Sur le poutinisme : Galia Ackerman et Dina Khapaeva

Galia Ackerman, Le régiment immortel (La guerre sacrée de Poutine), Paris, Premier Parallèle, 2019, 288 p.

Dina Khapaeva, Crimes sans châtiment (Aux sources du poutinisme), traduit du russe par Nina Kéhayan, La Tour d’Aigues, L’Aube, 2023, 248 p.
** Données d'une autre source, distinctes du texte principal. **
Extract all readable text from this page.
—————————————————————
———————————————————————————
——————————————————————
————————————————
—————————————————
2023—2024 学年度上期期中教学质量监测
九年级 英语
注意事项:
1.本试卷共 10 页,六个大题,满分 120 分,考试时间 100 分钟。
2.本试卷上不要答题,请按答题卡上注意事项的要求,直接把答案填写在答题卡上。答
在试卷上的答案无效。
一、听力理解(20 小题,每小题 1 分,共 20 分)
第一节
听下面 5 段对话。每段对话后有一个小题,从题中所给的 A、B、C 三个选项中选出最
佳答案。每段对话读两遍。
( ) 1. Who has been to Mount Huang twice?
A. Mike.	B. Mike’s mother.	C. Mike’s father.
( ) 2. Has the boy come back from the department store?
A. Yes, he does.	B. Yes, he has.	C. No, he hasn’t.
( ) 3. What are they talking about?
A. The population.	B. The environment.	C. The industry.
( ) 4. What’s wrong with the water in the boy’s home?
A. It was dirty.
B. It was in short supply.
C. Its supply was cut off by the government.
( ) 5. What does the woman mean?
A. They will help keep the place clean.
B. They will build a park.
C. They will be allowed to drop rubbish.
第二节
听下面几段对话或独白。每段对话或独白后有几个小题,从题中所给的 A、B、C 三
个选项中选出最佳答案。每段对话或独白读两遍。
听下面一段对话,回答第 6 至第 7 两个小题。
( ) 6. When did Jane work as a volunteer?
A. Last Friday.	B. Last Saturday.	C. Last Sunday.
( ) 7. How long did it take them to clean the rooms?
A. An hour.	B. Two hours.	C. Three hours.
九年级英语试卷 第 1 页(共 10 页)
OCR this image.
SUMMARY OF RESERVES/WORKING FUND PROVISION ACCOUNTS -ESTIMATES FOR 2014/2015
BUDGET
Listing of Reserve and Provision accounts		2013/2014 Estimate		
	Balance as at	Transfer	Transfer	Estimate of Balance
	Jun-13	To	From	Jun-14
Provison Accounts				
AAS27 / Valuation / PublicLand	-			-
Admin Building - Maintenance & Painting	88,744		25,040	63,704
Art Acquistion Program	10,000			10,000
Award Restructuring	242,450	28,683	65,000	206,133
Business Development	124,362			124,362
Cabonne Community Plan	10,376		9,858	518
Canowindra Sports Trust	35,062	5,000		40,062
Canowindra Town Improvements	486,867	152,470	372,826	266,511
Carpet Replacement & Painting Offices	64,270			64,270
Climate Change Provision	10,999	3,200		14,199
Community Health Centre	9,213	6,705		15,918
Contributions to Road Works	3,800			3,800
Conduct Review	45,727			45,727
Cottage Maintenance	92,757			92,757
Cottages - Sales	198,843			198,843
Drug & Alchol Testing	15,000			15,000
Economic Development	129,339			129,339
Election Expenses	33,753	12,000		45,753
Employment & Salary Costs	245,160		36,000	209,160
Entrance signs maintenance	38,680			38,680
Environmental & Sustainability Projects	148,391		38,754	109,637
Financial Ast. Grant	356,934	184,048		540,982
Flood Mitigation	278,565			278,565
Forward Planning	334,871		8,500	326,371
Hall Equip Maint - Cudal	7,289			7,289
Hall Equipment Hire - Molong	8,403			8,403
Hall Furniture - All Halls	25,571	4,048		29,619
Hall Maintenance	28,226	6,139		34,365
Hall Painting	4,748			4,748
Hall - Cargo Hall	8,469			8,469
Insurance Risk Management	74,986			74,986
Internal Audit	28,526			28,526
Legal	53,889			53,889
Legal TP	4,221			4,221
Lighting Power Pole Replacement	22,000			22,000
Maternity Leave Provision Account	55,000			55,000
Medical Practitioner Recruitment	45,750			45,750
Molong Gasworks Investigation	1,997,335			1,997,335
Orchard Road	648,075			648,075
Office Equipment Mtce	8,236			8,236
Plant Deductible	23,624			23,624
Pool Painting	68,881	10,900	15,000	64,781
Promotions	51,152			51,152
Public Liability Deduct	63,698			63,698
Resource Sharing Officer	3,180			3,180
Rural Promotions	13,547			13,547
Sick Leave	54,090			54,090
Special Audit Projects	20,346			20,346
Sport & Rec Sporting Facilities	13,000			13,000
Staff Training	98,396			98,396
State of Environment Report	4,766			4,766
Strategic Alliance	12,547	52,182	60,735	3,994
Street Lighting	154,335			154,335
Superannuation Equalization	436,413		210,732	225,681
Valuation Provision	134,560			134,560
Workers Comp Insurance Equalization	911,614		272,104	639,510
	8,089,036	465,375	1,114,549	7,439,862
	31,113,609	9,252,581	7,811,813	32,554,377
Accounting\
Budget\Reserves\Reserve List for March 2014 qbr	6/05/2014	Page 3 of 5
Avant l’agression de la Russie de Vladimir Poutine contre l’Ukraine le 24 février 2022, des hommes politiques français de la droite extrême à la gauche soi-disant radicale affirmaient leur considération, pour ne pas dire leurs sympathies, pour le régime du président de la Fédération de Russie. Un avant, l’un affirmait hautement qu’il ne croyait pas à « une attitude agressive de la Russie », comme si la deuxième guerre de Tchétchénie (1999-2009), celle de Géorgie en 2008, l’intervention en Syrie commencée en 2015 ou l’annexion de la Crimée en 2014 n’avaient pas eu lieu ou étaient dues au seul fait de la « politique agressive » des États-Unis et de l’OTAN. Un autre, deux mois avant le début du conflit, affirmait hautement qu’il prenait le pari que la Russie n’envahirait pas l’Ukraine, après avoir rêvé tout haut d’un « Poutine français », tandis qu’un parti rival allait y chercher le financement de ses activités.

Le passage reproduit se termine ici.